Department of the Environment says RIAI comments on apartments 'inaccurate'Monday 25 January 2016 23.30
The Department of the Enviroment has described as "disingenuous and inaccurate" comments made by the RIAI about new apartment size guidelines.
In a statement, the department said the new apartment guidelines are designed to match affordability levels under the new mortgage lending rules.
It said the guidelines are "minimum quality standards...rather than a template for the roll out of minimum standard apartments."
Earlier, the Royal Institute of the Architects of Ireland said that the new minimum apartment sizes proposed by the department cannot be built.
Smaller apartments were to be permitted under new planning guidelines published by the department in December last year.
The guidelines on design standards for apartments set the minimum size of one-bedroom units at 45 sq.m, two beds at 73 sq.m and three beds at 90 sq.m.
Speaking on RTÉ's Morning Ireland, RIAI Vice President John O'Mahony said plans by Minister for Environment Alan Kelly to reduce the overall size of one, two and three bed apartments was not possible.
He said this was because regulations include minimum floor areas but also include minimum sizes for living rooms, dining rooms etc.
Mr O’Mahony said when these are combined they generally work out at around 10% larger than the sizes specified.
He said there is an idea that storage can be put in the basement, but effectively storage should be provided with the units.
He added that in many places storage cannot be put in the basement.
Mr O'Mahony said the RIAI tested the new plans when they were outlined and when it applied the new guidelines, they could not make them work.

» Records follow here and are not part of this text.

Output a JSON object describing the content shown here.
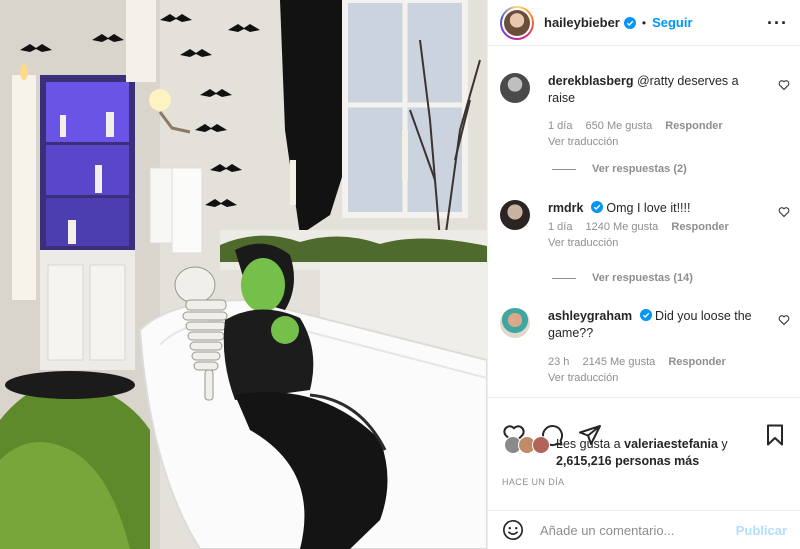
{
  "post": {
    "author": "haileybieber",
    "follow_label": "Seguir",
    "more_icon": "more-options-icon",
    "verified_color": "#0095f6"
  },
  "comments": [
    {
      "user": "derekblasberg",
      "verified": false,
      "text": "@ratty deserves a raise",
      "time": "1 día",
      "likes": "650 Me gusta",
      "reply": "Responder",
      "translate": "Ver traducción",
      "view_replies": "Ver respuestas (2)"
    },
    {
      "user": "rmdrk",
      "verified": true,
      "text": "Omg I love it!!!!",
      "time": "1 día",
      "likes": "1240 Me gusta",
      "reply": "Responder",
      "translate": "Ver traducción",
      "view_replies": "Ver respuestas (14)"
    },
    {
      "user": "ashleygraham",
      "verified": true,
      "text": "Did you loose the game??",
      "time": "23 h",
      "likes": "2145 Me gusta",
      "reply": "Responder",
      "translate": "Ver traducción"
    }
  ],
  "likes": {
    "prefix": "Les gusta a",
    "user": "valeriaestefania",
    "connector": "y",
    "count": "2,615,216 personas más"
  },
  "timestamp": "HACE UN DÍA",
  "add_comment": {
    "placeholder": "Añade un comentario...",
    "publish_label": "Publicar"
  },
  "colors": {
    "accent": "#0095f6",
    "publish_disabled": "#b2dffc",
    "muted": "#8e8e8e"
  }
}
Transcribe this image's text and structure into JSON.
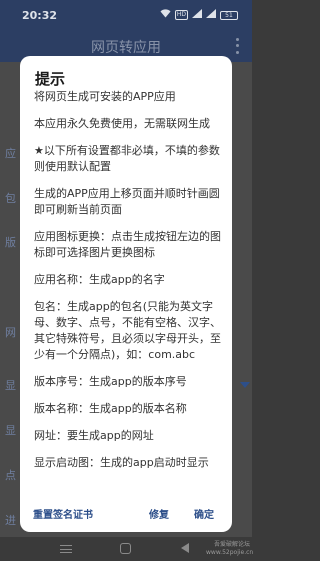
{
  "status_bar": {
    "time": "20:32",
    "signal_badge": "HD",
    "battery": "51"
  },
  "app_bar": {
    "title": "网页转应用"
  },
  "background": {
    "labels": [
      "应",
      "包",
      "版",
      "网",
      "显",
      "显",
      "点",
      "进"
    ]
  },
  "dialog": {
    "title": "提示",
    "paragraphs": [
      "将网页生成可安装的APP应用",
      "本应用永久免费使用，无需联网生成",
      "★以下所有设置都非必填，不填的参数则使用默认配置",
      "生成的APP应用上移页面并顺时针画圆即可刷新当前页面",
      "应用图标更换：点击生成按钮左边的图标即可选择图片更换图标",
      "应用名称：生成app的名字",
      "包名：生成app的包名(只能为英文字母、数字、点号，不能有空格、汉字、其它特殊符号，且必须以字母开头，至少有一个分隔点)，如：com.abc",
      "版本序号：生成app的版本序号",
      "版本名称：生成app的版本名称",
      "网址：要生成app的网址",
      "显示启动图：生成的app启动时显示"
    ],
    "actions": {
      "reset_cert": "重置签名证书",
      "repair": "修复",
      "confirm": "确定"
    }
  },
  "watermark": "吾爱破解论坛 www.52pojie.cn",
  "icons": [
    "wifi-icon",
    "signal-icon",
    "battery-icon",
    "overflow-menu-icon",
    "nav-menu-icon",
    "nav-home-icon",
    "nav-back-icon"
  ],
  "colors": {
    "accent": "#2d4f8a",
    "app_bar": "#2c3e63"
  }
}
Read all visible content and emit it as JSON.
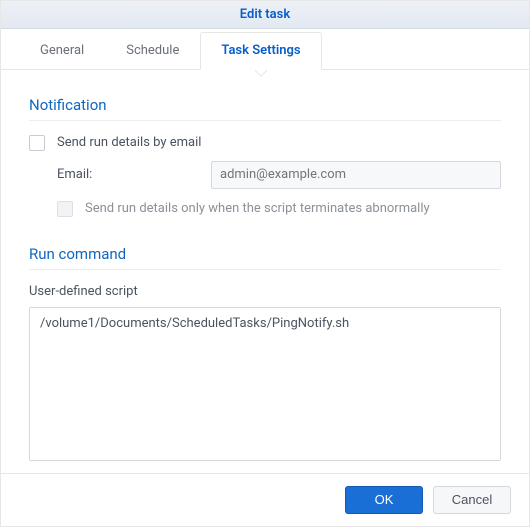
{
  "header": {
    "title": "Edit task"
  },
  "tabs": [
    {
      "label": "General"
    },
    {
      "label": "Schedule"
    },
    {
      "label": "Task Settings"
    }
  ],
  "notification": {
    "heading": "Notification",
    "send_details_label": "Send run details by email",
    "email_label": "Email:",
    "email_placeholder": "admin@example.com",
    "only_abnormal_label": "Send run details only when the script terminates abnormally"
  },
  "run_command": {
    "heading": "Run command",
    "script_label": "User-defined script",
    "script_value": "/volume1/Documents/ScheduledTasks/PingNotify.sh"
  },
  "footer": {
    "ok": "OK",
    "cancel": "Cancel"
  }
}
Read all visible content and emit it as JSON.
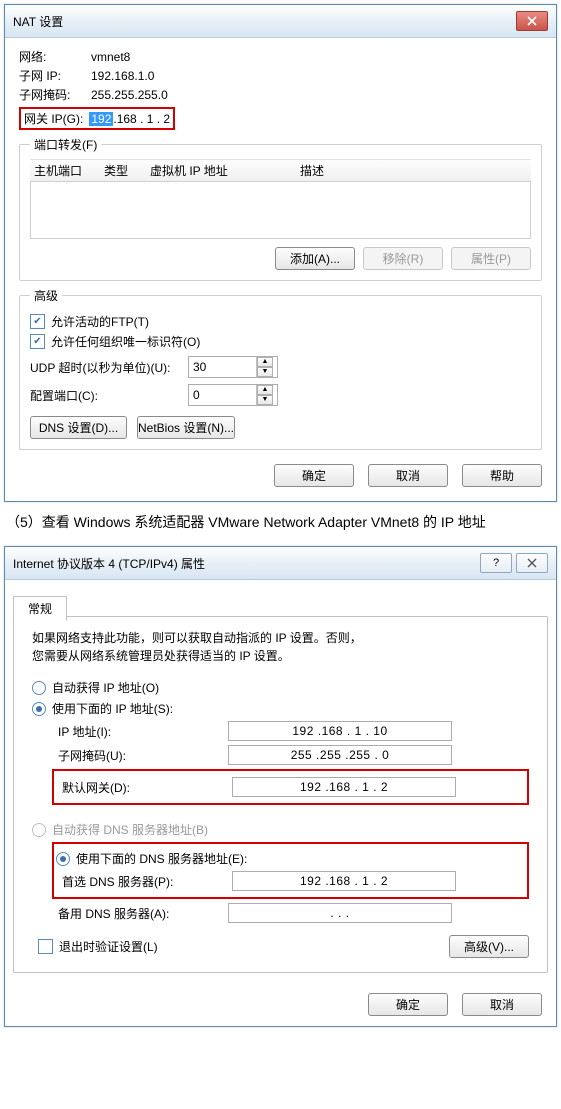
{
  "nat": {
    "title": "NAT 设置",
    "network_label": "网络:",
    "network_value": "vmnet8",
    "subnet_ip_label": "子网 IP:",
    "subnet_ip_value": "192.168.1.0",
    "subnet_mask_label": "子网掩码:",
    "subnet_mask_value": "255.255.255.0",
    "gateway_label": "网关 IP(G):",
    "gateway_oct1": "192",
    "gateway_rest": ".168 . 1 . 2",
    "portfwd": {
      "legend": "端口转发(F)",
      "col_hostport": "主机端口",
      "col_type": "类型",
      "col_vmip": "虚拟机 IP 地址",
      "col_desc": "描述",
      "add": "添加(A)...",
      "remove": "移除(R)",
      "props": "属性(P)"
    },
    "advanced": {
      "legend": "高级",
      "allow_ftp": "允许活动的FTP(T)",
      "allow_org": "允许任何组织唯一标识符(O)",
      "udp_timeout_label": "UDP 超时(以秒为单位)(U):",
      "udp_timeout_value": "30",
      "config_port_label": "配置端口(C):",
      "config_port_value": "0",
      "dns_btn": "DNS 设置(D)...",
      "netbios_btn": "NetBios 设置(N)..."
    },
    "ok": "确定",
    "cancel": "取消",
    "help": "帮助"
  },
  "doc_line": "（5）查看 Windows 系统适配器 VMware Network Adapter VMnet8 的 IP 地址",
  "ipv4": {
    "title": "Internet 协议版本 4 (TCP/IPv4) 属性",
    "tab": "常规",
    "para1": "如果网络支持此功能，则可以获取自动指派的 IP 设置。否则，",
    "para2": "您需要从网络系统管理员处获得适当的 IP 设置。",
    "auto_ip": "自动获得 IP 地址(O)",
    "use_ip": "使用下面的 IP 地址(S):",
    "ip_label": "IP 地址(I):",
    "ip_value": "192 .168 . 1 . 10",
    "mask_label": "子网掩码(U):",
    "mask_value": "255 .255 .255 . 0",
    "gw_label": "默认网关(D):",
    "gw_value": "192 .168 . 1 . 2",
    "auto_dns": "自动获得 DNS 服务器地址(B)",
    "use_dns": "使用下面的 DNS 服务器地址(E):",
    "pref_dns_label": "首选 DNS 服务器(P):",
    "pref_dns_value": "192 .168 . 1 . 2",
    "alt_dns_label": "备用 DNS 服务器(A):",
    "alt_dns_value": " . . . ",
    "validate": "退出时验证设置(L)",
    "adv": "高级(V)...",
    "ok": "确定",
    "cancel": "取消"
  }
}
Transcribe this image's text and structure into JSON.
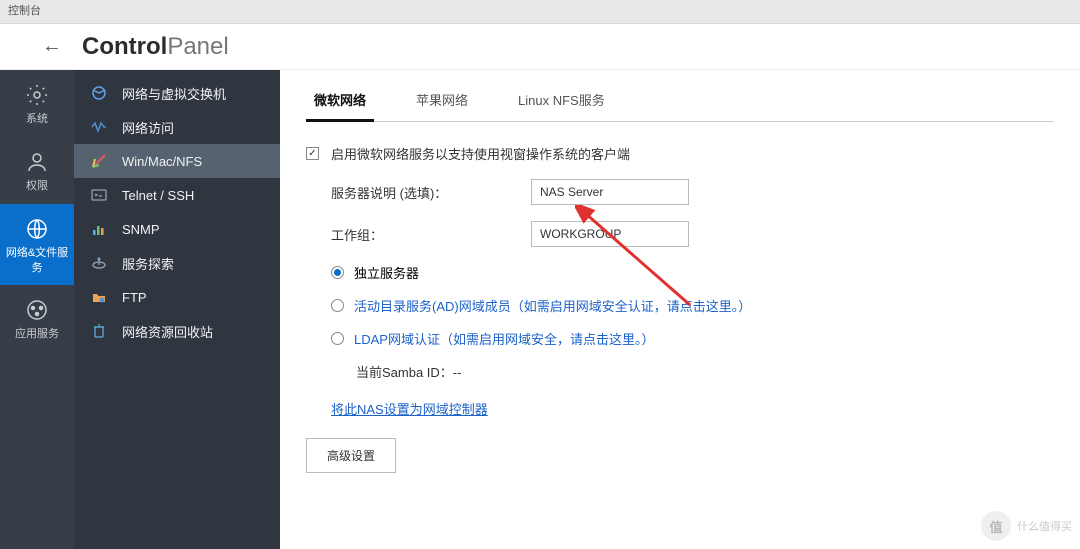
{
  "titlebar": "控制台",
  "breadcrumb": {
    "bold": "Control",
    "light": "Panel"
  },
  "nav": {
    "items": [
      {
        "label": "系统"
      },
      {
        "label": "权限"
      },
      {
        "label": "网络&文件服务"
      },
      {
        "label": "应用服务"
      }
    ]
  },
  "sidebar": {
    "items": [
      {
        "label": "网络与虚拟交换机"
      },
      {
        "label": "网络访问"
      },
      {
        "label": "Win/Mac/NFS"
      },
      {
        "label": "Telnet / SSH"
      },
      {
        "label": "SNMP"
      },
      {
        "label": "服务探索"
      },
      {
        "label": "FTP"
      },
      {
        "label": "网络资源回收站"
      }
    ]
  },
  "tabs": [
    "微软网络",
    "苹果网络",
    "Linux NFS服务"
  ],
  "form": {
    "enable_label": "启用微软网络服务以支持使用视窗操作系统的客户端",
    "server_desc_label": "服务器说明 (选填)：",
    "server_desc_value": "NAS Server",
    "workgroup_label": "工作组：",
    "workgroup_value": "WORKGROUP",
    "radio_standalone": "独立服务器",
    "radio_ad": "活动目录服务(AD)网域成员（如需启用网域安全认证，请点击这里。）",
    "radio_ldap": "LDAP网域认证（如需启用网域安全，请点击这里。）",
    "samba_label": "当前Samba ID：--",
    "domain_ctrl_link": "将此NAS设置为网域控制器",
    "adv_btn": "高级设置"
  },
  "watermark": {
    "brand": "值",
    "text": "什么值得买"
  }
}
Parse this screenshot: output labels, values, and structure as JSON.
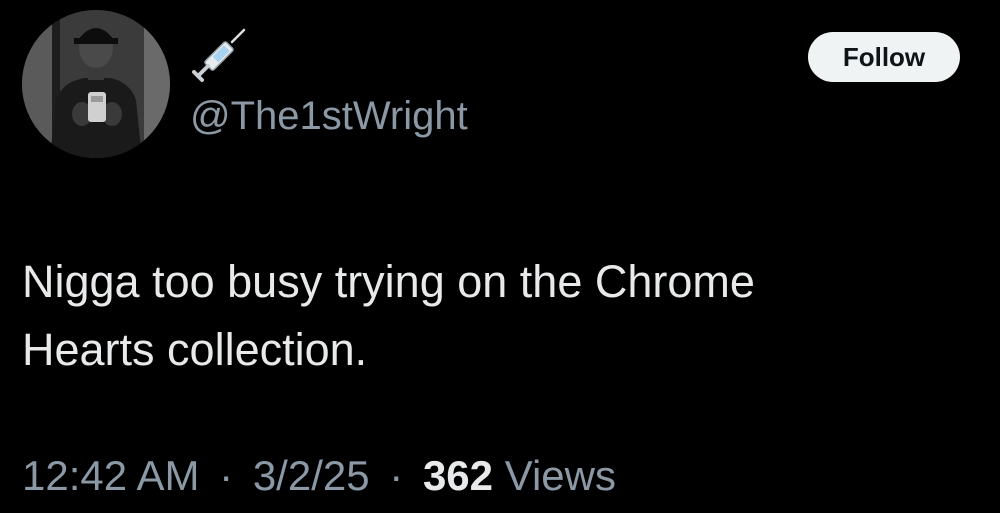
{
  "author": {
    "display_name_emoji_icon": "syringe-icon",
    "handle": "@The1stWright"
  },
  "follow_button": {
    "label": "Follow"
  },
  "tweet": {
    "text_line1": "Nigga too busy trying on the Chrome",
    "text_line2": "Hearts collection."
  },
  "meta": {
    "time": "12:42 AM",
    "separator": "·",
    "date": "3/2/25",
    "views_count": "362",
    "views_label": "Views"
  },
  "colors": {
    "background": "#000000",
    "primary_text": "#e7e9ea",
    "secondary_text": "#8b98a5",
    "button_bg": "#eff3f4"
  }
}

Speaking on RTÉ's News at One, Dr Lorcan Sirr, from the School of Real Estate and Construction at Dublin Institute of Technology echoed Mr O'Mahony's comments, saying the new rules for smaller apartments would be like "trying to put a round peg into a square hole."
Dr Sirr said the Department of the Environment has managed to create mandatory rules for the construction and development industry where A does not go into B.
He said the Department has not released any research underpinning its rules and he questioned whether there was "any decent research underpinning this".